School of Science, Xi'an Polytechnic University, Xi'an 710048, PR China.
School of Mathematics and Statistics, Xidian University, Xi'an 710071, PR China.
J Theor Biol. 2018 Oct 7;454:22-29. doi: 10.1016/j.jtbi.2018.05.035. Epub 2018 May 29.
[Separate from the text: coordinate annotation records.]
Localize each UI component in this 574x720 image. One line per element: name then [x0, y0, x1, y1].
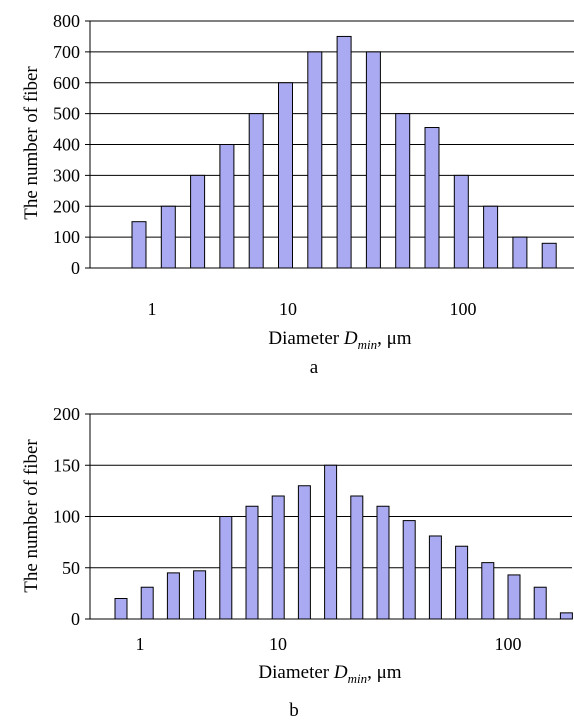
chart-b-bar — [350, 495, 364, 620]
chart-a-xtick-100: 100 — [450, 299, 477, 319]
chart-a-xlabel-suffix: , μm — [377, 328, 412, 349]
chart-a-axes — [85, 20, 574, 269]
chart-b-xtick-10: 10 — [269, 634, 287, 654]
chart-a-y-tick-label: 600 — [53, 73, 80, 93]
chart-a-xlabel-subscript: min — [358, 337, 378, 352]
chart-b-axes — [85, 413, 572, 620]
chart-a-bar — [219, 144, 235, 269]
chart-a-y-tick-label: 500 — [53, 104, 80, 124]
chart-a-x-axis-title: Diameter Dmin, μm — [268, 328, 411, 352]
chart-b-bar — [376, 505, 390, 620]
chart-a-y-tick-labels: 0 100 200 300 400 500 600 700 800 — [53, 11, 80, 278]
chart-b-bar — [533, 586, 547, 620]
chart-a-bar — [483, 205, 499, 269]
chart-b-panel-label: b — [289, 700, 299, 720]
chart-b-bar — [455, 545, 469, 620]
chart-b-bar — [428, 535, 442, 620]
chart-b-y-tick-label: 100 — [53, 507, 80, 527]
chart-a-bar — [278, 82, 293, 269]
chart-a-y-tick-label: 0 — [71, 258, 80, 278]
chart-b-y-tick-labels: 0 50 100 150 200 — [53, 404, 80, 629]
chart-a-bar — [131, 221, 147, 269]
chart-a-bar — [453, 174, 469, 269]
chart-a-bar — [424, 127, 440, 269]
chart-b-xtick-1: 1 — [136, 634, 145, 654]
chart-a-panel-label: a — [310, 357, 319, 378]
chart-a-xlabel-symbol: D — [343, 328, 358, 349]
chart-a-bar — [190, 174, 206, 269]
chart-a-bars — [131, 35, 557, 269]
chart-a-y-tick-label: 100 — [53, 227, 80, 247]
chart-b-bar — [271, 495, 285, 620]
chart-a-y-tick-label: 800 — [53, 11, 80, 31]
chart-a-xtick-10: 10 — [279, 299, 297, 319]
chart-a-gridlines — [90, 20, 574, 238]
chart-b-bar — [193, 570, 207, 620]
chart-a-bar — [365, 51, 381, 269]
chart-b-bar — [166, 572, 180, 620]
chart-b-x-axis-title: Diameter Dmin, μm — [258, 662, 401, 686]
chart-b-xlabel-prefix: Diameter — [258, 662, 333, 683]
chart-b-y-tick-label: 50 — [62, 558, 80, 578]
chart-a-xlabel-prefix: Diameter — [268, 328, 343, 349]
chart-a-y-tick-label: 200 — [53, 196, 80, 216]
chart-b-bar — [219, 516, 233, 620]
chart-a-bar — [395, 113, 411, 269]
chart-a-bar — [307, 51, 323, 269]
chart-b-bar — [402, 520, 416, 620]
chart-b-y-axis-title: The number of fiber — [21, 439, 42, 593]
chart-b-xlabel-subscript: min — [348, 671, 368, 686]
chart-b-y-tick-label: 200 — [53, 404, 80, 424]
chart-a-y-tick-label: 700 — [53, 42, 80, 62]
chart-a-y-tick-label: 400 — [53, 135, 80, 155]
chart-a-bar — [541, 242, 557, 269]
chart-a-y-axis-title: The number of fiber — [21, 66, 42, 220]
chart-b-xlabel-symbol: D — [333, 662, 348, 683]
chart-a-bar — [160, 205, 176, 269]
chart-a-xtick-1: 1 — [148, 299, 157, 319]
chart-b-bar — [297, 485, 311, 620]
chart-b-y-tick-label: 0 — [71, 609, 80, 629]
chart-b-y-tick-label: 150 — [53, 455, 80, 475]
chart-b-bar — [481, 562, 495, 620]
chart-b-bar — [507, 574, 521, 620]
chart-b-bar — [245, 505, 259, 620]
chart-b-bars — [114, 464, 573, 620]
chart-a-bar — [336, 35, 352, 269]
chart-b-bar — [140, 586, 154, 620]
chart-b-xtick-100: 100 — [495, 634, 522, 654]
chart-b-bar — [559, 612, 573, 620]
chart-a-bar — [248, 113, 264, 269]
chart-a: 0 100 200 300 400 500 600 700 800 1 10 100 The n… — [21, 11, 574, 378]
chart-b-bar — [324, 464, 338, 620]
chart-b: 0 50 100 150 200 1 10 100 The number of fibe… — [21, 404, 573, 720]
chart-b-xlabel-suffix: , μm — [367, 662, 402, 683]
chart-b-bar — [114, 598, 128, 620]
chart-a-bar — [512, 236, 528, 269]
chart-a-y-tick-label: 300 — [53, 165, 80, 185]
Gram-negative bacterial secreted proteins are crucial for bacterial pathogenesis by making bacteria interact with their environments. Therefore, identification of bacterial secreted proteins becomes a significant process for the research of various diseases and the corresponding drugs. In this paper, we develop a feature design model named ACCP-KL-NMF by fusing PSSM-based auto-cross correlation analysis for features extraction and nonnegative matrix factorization algorithm based on Kullback-Leibler divergence for dimensionality reduction. Hence, a 150-dimensional feature vector is constructed on the training set. Then support vector machine is adopted as the classifier, and the most objective jackknife test is chosen for evaluating the accuracy. The ACCP-KL-NMF model yields the approving performance of the overall accuracy on the test set, and also outperforms the other three existing models. The numerical experimental results show that our model is effective and reliable for identification of Gram-negative bacterial secreted protein types. Moreover, it is anticipated that the proposed model could be beneficial for other biology sequence in future research.
革兰氏阴性菌分泌蛋白通过使细菌与环境相互作用,对细菌的发病机制起着至关重要的作用。因此,鉴定细菌分泌蛋白成为研究各种疾病和相应药物的重要过程。在本文中,我们开发了一种特征设计模型,名为 ACCP-KL-NMF,它融合了基于 PSSM 的自相关分析用于特征提取和基于 Kullback-Leibler 散度的非负矩阵分解算法用于降维。因此,在训练集上构建了一个 150 维的特征向量。然后采用支持向量机作为分类器,并选择最客观的刀切测试来评估准确性。ACCP-KL-NMF 模型在测试集上的整体准确性表现令人满意,并且优于其他三个现有模型。数值实验结果表明,我们的模型对于革兰氏阴性菌分泌蛋白类型的识别是有效和可靠的。此外,预计该模型在未来的研究中也将有助于其他生物学序列。